Norway Maple was the single most abundant species with 18 percent of the total, followed by Sugar Maple and Green Ash at 13 and 12 percent respectively. Other common trees in order of abundance were the Freeman Maple, Flowering Crabapple, Silver Maple, Red Maple, Honey Locust, Black Walnut, Bur Oak and Hackberry.
Trees ranged in size from saplings of various species to a Silver Maple with a trunk diameter of 51 inches. Most of the common species had an average diameter of 18 inches or more, indicating a fairly mature population. The average size of all trees was 60 percent greater than in 1992, when Decorah's trees were last surveyed.

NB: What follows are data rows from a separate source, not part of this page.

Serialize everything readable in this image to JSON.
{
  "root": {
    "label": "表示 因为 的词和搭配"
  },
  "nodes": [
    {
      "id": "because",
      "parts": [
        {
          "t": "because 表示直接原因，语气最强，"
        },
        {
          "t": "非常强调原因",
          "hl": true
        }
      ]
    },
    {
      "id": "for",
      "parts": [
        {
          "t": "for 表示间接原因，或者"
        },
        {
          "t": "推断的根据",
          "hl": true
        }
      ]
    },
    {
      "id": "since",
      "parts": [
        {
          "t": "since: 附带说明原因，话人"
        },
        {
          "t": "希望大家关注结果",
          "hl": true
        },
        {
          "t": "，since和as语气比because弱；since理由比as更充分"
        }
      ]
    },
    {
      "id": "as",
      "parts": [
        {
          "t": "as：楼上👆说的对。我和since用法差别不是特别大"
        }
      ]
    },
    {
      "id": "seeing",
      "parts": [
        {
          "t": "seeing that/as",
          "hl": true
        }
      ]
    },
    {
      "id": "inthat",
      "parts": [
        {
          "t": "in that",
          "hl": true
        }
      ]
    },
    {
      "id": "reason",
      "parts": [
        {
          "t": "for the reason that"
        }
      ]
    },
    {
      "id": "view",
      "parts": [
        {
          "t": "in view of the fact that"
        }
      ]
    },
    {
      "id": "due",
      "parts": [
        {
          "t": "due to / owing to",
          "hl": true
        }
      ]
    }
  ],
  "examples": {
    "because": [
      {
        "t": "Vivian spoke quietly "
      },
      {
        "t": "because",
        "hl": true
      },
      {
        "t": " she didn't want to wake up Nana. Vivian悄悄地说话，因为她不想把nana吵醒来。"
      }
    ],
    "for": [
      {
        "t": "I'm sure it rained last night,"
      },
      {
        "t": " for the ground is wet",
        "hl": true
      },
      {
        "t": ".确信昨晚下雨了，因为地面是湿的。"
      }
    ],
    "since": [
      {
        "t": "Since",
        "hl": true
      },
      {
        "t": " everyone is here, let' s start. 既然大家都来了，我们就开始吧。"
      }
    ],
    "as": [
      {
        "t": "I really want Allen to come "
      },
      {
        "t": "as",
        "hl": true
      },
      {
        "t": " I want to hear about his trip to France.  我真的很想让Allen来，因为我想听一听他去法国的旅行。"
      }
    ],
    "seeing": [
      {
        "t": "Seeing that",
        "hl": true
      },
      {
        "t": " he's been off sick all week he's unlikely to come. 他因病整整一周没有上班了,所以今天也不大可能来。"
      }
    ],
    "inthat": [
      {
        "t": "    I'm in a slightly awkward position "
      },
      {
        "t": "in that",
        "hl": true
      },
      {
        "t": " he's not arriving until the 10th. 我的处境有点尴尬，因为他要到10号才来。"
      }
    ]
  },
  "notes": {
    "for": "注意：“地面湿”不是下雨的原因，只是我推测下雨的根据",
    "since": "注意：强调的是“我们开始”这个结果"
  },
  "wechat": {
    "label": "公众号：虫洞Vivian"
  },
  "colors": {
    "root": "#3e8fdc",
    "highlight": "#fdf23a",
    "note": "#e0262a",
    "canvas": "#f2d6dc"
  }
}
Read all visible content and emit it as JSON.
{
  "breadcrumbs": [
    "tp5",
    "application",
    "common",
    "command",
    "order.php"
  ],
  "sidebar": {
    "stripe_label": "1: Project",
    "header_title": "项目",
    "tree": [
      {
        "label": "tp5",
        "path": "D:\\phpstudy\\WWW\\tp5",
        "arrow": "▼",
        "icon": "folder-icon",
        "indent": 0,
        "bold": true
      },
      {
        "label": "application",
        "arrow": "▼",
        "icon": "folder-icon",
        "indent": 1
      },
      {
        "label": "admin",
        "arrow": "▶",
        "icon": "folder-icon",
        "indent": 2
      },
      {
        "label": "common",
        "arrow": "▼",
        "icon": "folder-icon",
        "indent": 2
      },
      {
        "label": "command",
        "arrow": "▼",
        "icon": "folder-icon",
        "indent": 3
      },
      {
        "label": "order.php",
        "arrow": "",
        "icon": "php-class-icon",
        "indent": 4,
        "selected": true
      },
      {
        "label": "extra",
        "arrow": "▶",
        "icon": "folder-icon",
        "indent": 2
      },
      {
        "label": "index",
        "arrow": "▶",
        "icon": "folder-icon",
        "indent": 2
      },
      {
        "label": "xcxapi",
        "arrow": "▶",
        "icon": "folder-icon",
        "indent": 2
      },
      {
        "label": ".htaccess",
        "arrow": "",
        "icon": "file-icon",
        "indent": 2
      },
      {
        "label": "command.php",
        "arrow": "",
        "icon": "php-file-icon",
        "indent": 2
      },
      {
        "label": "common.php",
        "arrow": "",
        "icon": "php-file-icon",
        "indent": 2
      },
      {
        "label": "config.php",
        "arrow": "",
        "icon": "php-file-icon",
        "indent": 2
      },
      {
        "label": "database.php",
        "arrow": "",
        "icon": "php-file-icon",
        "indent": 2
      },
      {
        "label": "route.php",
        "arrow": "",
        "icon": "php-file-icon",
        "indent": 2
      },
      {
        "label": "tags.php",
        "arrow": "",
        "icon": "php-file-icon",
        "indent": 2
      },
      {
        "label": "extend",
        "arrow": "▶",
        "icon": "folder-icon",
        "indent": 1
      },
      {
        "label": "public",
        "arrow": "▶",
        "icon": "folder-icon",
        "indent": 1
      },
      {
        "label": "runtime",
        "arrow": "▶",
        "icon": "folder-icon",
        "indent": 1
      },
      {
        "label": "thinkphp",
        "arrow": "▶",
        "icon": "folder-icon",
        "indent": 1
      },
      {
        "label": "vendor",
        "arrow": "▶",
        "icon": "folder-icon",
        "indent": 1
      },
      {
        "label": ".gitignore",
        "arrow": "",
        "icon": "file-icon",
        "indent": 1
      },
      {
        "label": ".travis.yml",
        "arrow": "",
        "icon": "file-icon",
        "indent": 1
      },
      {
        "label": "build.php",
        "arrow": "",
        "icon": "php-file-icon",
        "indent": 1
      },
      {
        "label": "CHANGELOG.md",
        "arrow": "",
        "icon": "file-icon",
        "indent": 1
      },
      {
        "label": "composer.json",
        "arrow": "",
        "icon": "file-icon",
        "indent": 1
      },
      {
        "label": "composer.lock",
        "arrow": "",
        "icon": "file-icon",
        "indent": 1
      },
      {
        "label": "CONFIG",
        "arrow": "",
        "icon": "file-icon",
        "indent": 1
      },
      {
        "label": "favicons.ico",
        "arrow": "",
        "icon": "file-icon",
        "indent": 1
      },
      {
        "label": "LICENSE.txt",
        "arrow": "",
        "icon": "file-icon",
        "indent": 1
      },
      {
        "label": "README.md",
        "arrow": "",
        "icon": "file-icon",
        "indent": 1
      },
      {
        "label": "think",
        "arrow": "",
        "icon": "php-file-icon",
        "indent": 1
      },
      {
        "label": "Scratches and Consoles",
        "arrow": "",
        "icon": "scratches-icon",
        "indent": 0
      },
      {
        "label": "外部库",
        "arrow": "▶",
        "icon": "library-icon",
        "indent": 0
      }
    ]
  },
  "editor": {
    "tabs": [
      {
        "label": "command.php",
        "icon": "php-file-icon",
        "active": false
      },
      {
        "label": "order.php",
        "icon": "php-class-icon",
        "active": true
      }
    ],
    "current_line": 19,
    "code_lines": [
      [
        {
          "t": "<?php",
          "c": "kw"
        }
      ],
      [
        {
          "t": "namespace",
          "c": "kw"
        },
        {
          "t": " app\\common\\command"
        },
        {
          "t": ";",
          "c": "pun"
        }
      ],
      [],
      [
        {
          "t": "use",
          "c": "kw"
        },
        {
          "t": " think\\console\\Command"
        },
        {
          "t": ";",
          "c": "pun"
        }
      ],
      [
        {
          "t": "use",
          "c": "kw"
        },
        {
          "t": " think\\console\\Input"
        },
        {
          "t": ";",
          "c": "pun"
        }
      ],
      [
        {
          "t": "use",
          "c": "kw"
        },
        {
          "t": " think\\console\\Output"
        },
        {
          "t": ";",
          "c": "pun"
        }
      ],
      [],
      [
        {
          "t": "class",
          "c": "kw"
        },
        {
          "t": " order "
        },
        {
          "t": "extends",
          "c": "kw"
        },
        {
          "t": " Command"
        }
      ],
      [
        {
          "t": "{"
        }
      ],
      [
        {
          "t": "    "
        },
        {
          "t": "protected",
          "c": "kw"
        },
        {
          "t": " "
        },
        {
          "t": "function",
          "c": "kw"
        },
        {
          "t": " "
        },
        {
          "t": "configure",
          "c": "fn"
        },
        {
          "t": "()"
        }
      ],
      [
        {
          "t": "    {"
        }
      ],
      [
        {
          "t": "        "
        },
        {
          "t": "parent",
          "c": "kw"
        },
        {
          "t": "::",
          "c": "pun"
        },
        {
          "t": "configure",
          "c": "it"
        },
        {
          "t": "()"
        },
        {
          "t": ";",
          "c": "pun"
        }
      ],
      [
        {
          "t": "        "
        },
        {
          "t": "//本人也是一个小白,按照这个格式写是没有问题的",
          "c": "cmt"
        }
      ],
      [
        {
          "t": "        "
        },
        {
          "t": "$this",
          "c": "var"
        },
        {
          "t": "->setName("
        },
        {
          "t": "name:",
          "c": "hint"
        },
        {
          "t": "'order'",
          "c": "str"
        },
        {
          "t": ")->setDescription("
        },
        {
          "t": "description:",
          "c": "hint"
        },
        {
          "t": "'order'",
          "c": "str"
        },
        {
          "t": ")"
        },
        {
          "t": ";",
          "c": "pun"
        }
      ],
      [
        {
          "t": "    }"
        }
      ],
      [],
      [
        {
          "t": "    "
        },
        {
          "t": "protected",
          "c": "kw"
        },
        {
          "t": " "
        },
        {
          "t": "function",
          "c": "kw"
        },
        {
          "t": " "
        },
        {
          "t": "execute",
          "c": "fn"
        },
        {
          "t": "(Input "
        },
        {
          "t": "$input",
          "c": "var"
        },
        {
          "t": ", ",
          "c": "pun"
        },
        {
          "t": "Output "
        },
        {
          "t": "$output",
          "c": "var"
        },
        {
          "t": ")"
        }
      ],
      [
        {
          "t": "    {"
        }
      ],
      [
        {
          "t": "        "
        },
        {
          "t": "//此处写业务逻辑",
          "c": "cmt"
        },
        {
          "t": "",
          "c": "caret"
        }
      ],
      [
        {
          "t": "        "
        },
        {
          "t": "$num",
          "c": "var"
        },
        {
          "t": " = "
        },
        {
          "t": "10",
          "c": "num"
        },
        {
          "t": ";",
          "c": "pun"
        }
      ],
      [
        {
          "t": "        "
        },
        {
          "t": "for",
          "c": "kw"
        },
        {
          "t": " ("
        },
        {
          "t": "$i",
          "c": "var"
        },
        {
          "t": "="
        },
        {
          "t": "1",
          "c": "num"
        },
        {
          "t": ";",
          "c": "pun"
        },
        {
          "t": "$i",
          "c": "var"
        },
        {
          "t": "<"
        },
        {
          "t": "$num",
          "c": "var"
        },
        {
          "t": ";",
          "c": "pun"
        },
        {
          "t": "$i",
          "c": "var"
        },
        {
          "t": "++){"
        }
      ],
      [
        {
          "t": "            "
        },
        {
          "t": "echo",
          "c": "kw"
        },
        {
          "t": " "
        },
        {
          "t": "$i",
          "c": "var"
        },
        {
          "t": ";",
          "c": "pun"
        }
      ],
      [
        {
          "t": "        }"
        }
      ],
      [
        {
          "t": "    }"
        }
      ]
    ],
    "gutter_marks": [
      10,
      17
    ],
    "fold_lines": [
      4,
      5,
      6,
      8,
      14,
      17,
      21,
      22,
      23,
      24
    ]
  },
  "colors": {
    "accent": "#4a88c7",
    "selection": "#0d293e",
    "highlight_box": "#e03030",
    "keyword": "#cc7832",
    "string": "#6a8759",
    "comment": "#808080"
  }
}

According to Peter Van Der Linden, who organized and led the survey, trees rated "poor" were either declining or exhibiting significant structural problems such as large cavities or cracks. Trees rated "fair" were for the most part healthy but had growth defects that might shorten their lives or make them more susceptible to storm damage. "Corrective pruning can prevent growth defects and should be conducted regularly during the life of a tree," he noted.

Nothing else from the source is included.